Another issue I suggest you to clarify is the definition of antimicrobial treatment of 1st, 2nd and 3rd line. More precisely, this definition is astonishing fluid, as depends on the settings, the economic requirements, and obviously the AMR even at the hospital / ward level. In your study, the first line antibiotic was defined as the drug used during the first 48 hrs. Please explain whether the choice of the antibiotic was associated or not with a preventive assessment other than the recommendation to follow WHO guidelines, and reformulate this section accordingly.
Author Response
Reviewer 2
I've read with great interest the paper from the group lead by Pokhrel, and supported by WHO, on the antibiotic use and treatment outcomes among children with community-acquired pneumonia admitted to a tertiary care public hospital in Nepal.
Despite the inherent limitations (mainly, being a study performed in settings substantially inconsistent with the medical resources usually available in Nepal), that have been frankly and properly addressed by Authors in the final section of the paper, I think that this paper may be of certain interest for the readers of TropMed, but some improvements are required.
Response: Thanks for your comments and appreciation.
My main concern is that this paper is a descriptive report on antimicrobial resistances in a very specific setting. It would be ever more interesting whether the AMR (even if regrouped in broader categories in order to be more easily handled) you identified were assessed in terms of respective risk factors (see Table 1). As the study includes a relatively large population, both univariate and multivariate analyses (e.g. AMR yes vs. no; shifting to 2nd / 3rd line drug vs. no) may bear significant data of certain interest for the readers of TropMed.
Response: Thanks for your comment. Unfortunately, the yield of blood culture was very low (only 5 patients were culture positive whom three were CoNS, considered as commensals and two were pathogens one Streptococcus pneumoniae, one Streptococcus viridans). Both streptococcus pneumoniae and streptococcus viridans were fully sensitive to pencillin group of drugs including ampicillin. Hence there was not even a single case of antimicrobial resistance. So, the suggested analysis cannot be carried out.
Another issue I suggest you to clarify is the definition of antimicrobial treatment of 1st, 2nd and 3rd line. More precisely, this definition is astonishing fluid, as depends on the settings, the economic requirements, and obviously the AMR even at the hospital / ward level. In your study, the first line antibiotic was defined as the drug used during the first 48 hrs. Please explain whether the choice of the antibiotic was associated or not with a preventive assessment other than the recommendation to follow WHO guidelines, and reformulate this section accordingly.
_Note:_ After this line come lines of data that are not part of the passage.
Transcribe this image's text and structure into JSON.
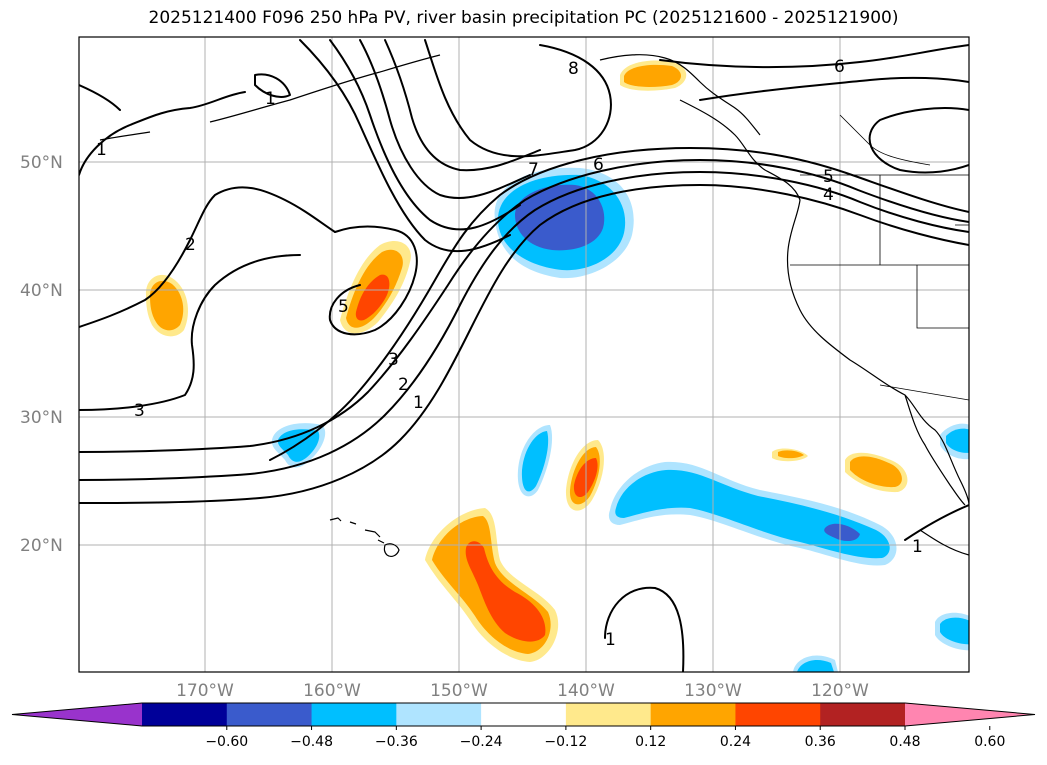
{
  "title": "2025121400 F096 250 hPa PV, river basin precipitation PC (2025121600 - 2025121900)",
  "lat_labels": [
    "50°N",
    "40°N",
    "30°N",
    "20°N"
  ],
  "lon_labels": [
    "170°W",
    "160°W",
    "150°W",
    "140°W",
    "130°W",
    "120°W"
  ],
  "contour_labels": [
    "1",
    "1",
    "2",
    "3",
    "5",
    "7",
    "6",
    "8",
    "6",
    "5",
    "4",
    "3",
    "2",
    "1",
    "1",
    "1"
  ],
  "colorbar": {
    "colors": [
      "#9933cc",
      "#000099",
      "#3a5bcc",
      "#00bfff",
      "#afe4ff",
      "#ffffff",
      "#ffe98c",
      "#ffa500",
      "#ff4500",
      "#b22222",
      "#ff85b0"
    ],
    "tick_labels": [
      "−0.60",
      "−0.48",
      "−0.36",
      "−0.24",
      "−0.12",
      "0.12",
      "0.24",
      "0.36",
      "0.48",
      "0.60"
    ]
  }
}
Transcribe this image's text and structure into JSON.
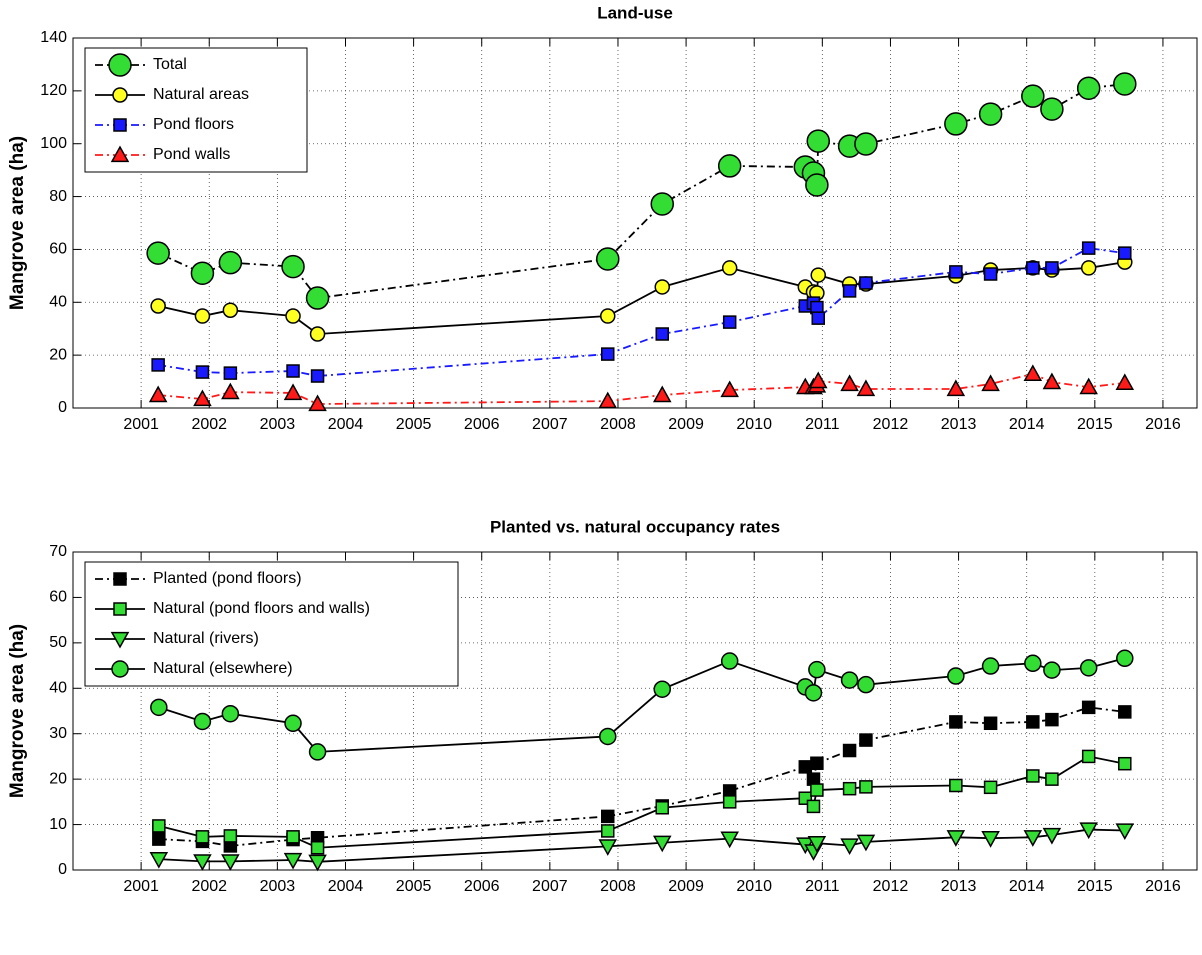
{
  "chart_data": [
    {
      "type": "line",
      "title": "Land-use",
      "y_label": "Mangrove area (ha)",
      "x": [
        2001.25,
        2001.9,
        2002.31,
        2003.23,
        2003.59,
        2007.85,
        2008.65,
        2009.64,
        2010.75,
        2010.87,
        2010.92,
        2010.94,
        2011.4,
        2011.64,
        2012.96,
        2013.47,
        2014.09,
        2014.37,
        2014.91,
        2015.44
      ],
      "series": [
        {
          "name": "Total",
          "color": "#33dd33",
          "line_color": "#000000",
          "line_style": "dashdot",
          "marker": "circle",
          "marker_size": 11,
          "values": [
            58.6,
            51,
            55,
            53.5,
            41.6,
            56.4,
            77.2,
            91.6,
            91.2,
            88.9,
            84.4,
            101,
            99.1,
            99.9,
            107.5,
            111.2,
            118,
            113.1,
            121,
            122.6
          ]
        },
        {
          "name": "Natural areas",
          "color": "#ffff22",
          "line_color": "#000000",
          "line_style": "solid",
          "marker": "circle",
          "marker_size": 7,
          "values": [
            38.6,
            34.8,
            37,
            34.8,
            28,
            34.8,
            45.8,
            53,
            45.8,
            43.9,
            43.5,
            50.3,
            46.9,
            46.9,
            50,
            52.2,
            53,
            52.2,
            53,
            55.2
          ]
        },
        {
          "name": "Pond floors",
          "color": "#1a1aff",
          "line_color": "#1a1aff",
          "line_style": "dashdot",
          "marker": "square",
          "marker_size": 6,
          "values": [
            16.3,
            13.6,
            13.2,
            14,
            12.1,
            20.4,
            28,
            32.5,
            38.6,
            39.7,
            38,
            34,
            44.3,
            47.3,
            51.5,
            50.7,
            53,
            53,
            60.5,
            58.6
          ]
        },
        {
          "name": "Pond walls",
          "color": "#ff1a1a",
          "line_color": "#ff1a1a",
          "line_style": "dashdot",
          "marker": "triangle-up",
          "marker_size": 8,
          "values": [
            4.9,
            3.4,
            6,
            5.7,
            1.5,
            2.6,
            4.9,
            6.8,
            7.9,
            7.9,
            8.5,
            10.2,
            9.1,
            7.2,
            7.2,
            9.1,
            12.9,
            9.8,
            7.9,
            9.5
          ]
        }
      ],
      "xlim": [
        2000,
        2016.5
      ],
      "xticks": [
        2001,
        2002,
        2003,
        2004,
        2005,
        2006,
        2007,
        2008,
        2009,
        2010,
        2011,
        2012,
        2013,
        2014,
        2015,
        2016
      ],
      "ylim": [
        0,
        140
      ],
      "yticks": [
        0,
        20,
        40,
        60,
        80,
        100,
        120,
        140
      ],
      "grid": true,
      "legend": "upper left"
    },
    {
      "type": "line",
      "title": "Planted vs. natural occupancy rates",
      "y_label": "Mangrove area (ha)",
      "x": [
        2001.26,
        2001.9,
        2002.31,
        2003.23,
        2003.59,
        2007.85,
        2008.65,
        2009.64,
        2010.75,
        2010.87,
        2010.92,
        2011.4,
        2011.64,
        2012.96,
        2013.47,
        2014.09,
        2014.37,
        2014.91,
        2015.44
      ],
      "series": [
        {
          "name": "Planted (pond floors)",
          "color": "#000000",
          "line_color": "#000000",
          "line_style": "dashdot",
          "marker": "square",
          "marker_size": 6,
          "values": [
            6.8,
            6.3,
            5.3,
            6.7,
            7.1,
            11.8,
            14.1,
            17.4,
            22.7,
            20,
            23.5,
            26.3,
            28.6,
            32.6,
            32.3,
            32.6,
            33.1,
            35.8,
            34.8
          ]
        },
        {
          "name": "Natural (pond floors and walls)",
          "color": "#33dd33",
          "line_color": "#000000",
          "line_style": "solid",
          "marker": "square",
          "marker_size": 6,
          "values": [
            9.7,
            7.3,
            7.5,
            7.3,
            4.9,
            8.6,
            13.7,
            15,
            15.8,
            14,
            17.6,
            17.9,
            18.3,
            18.6,
            18.2,
            20.7,
            20,
            25,
            23.4
          ]
        },
        {
          "name": "Natural (rivers)",
          "color": "#33dd33",
          "line_color": "#000000",
          "line_style": "solid",
          "marker": "triangle-down",
          "marker_size": 8,
          "values": [
            2.4,
            1.9,
            1.9,
            2.2,
            1.8,
            5.2,
            6,
            6.9,
            5.6,
            4.1,
            5.9,
            5.4,
            6.2,
            7.2,
            7,
            7.2,
            7.7,
            8.9,
            8.7
          ]
        },
        {
          "name": "Natural (elsewhere)",
          "color": "#33dd33",
          "line_color": "#000000",
          "line_style": "solid",
          "marker": "circle",
          "marker_size": 8,
          "values": [
            35.8,
            32.7,
            34.4,
            32.3,
            26,
            29.4,
            39.8,
            46,
            40.3,
            39,
            44.1,
            41.8,
            40.8,
            42.7,
            44.9,
            45.5,
            44,
            44.5,
            46.6
          ]
        }
      ],
      "xlim": [
        2000,
        2016.5
      ],
      "xticks": [
        2001,
        2002,
        2003,
        2004,
        2005,
        2006,
        2007,
        2008,
        2009,
        2010,
        2011,
        2012,
        2013,
        2014,
        2015,
        2016
      ],
      "ylim": [
        0,
        70
      ],
      "yticks": [
        0,
        10,
        20,
        30,
        40,
        50,
        60,
        70
      ],
      "grid": true,
      "legend": "upper left"
    }
  ]
}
Response: Thanks for your comment. The choice of antibiotic was based on the clinical discretion of the treating paediatrician, history of pre-hospital antibiotic use and severity of illness in the child. We have added a line clarifying this in the methods.
Round 2
Reviewer 1 Report
Dear authors,
I am positively surprised by the quick reply and incorporated changes into the manuscript. My major concerns have been addressed and in my opinion the manuscript strongly improved by discussing the probable etiology of many of these CAP cases (viral), antibiotic policies (need for guideline and option for oral AB, even in a hospitalized setting) and discouraging the standard performance of BC and CXR's.
In my opinion, it is acceptable for publication now.
All the best with your antibiotic stewardship work!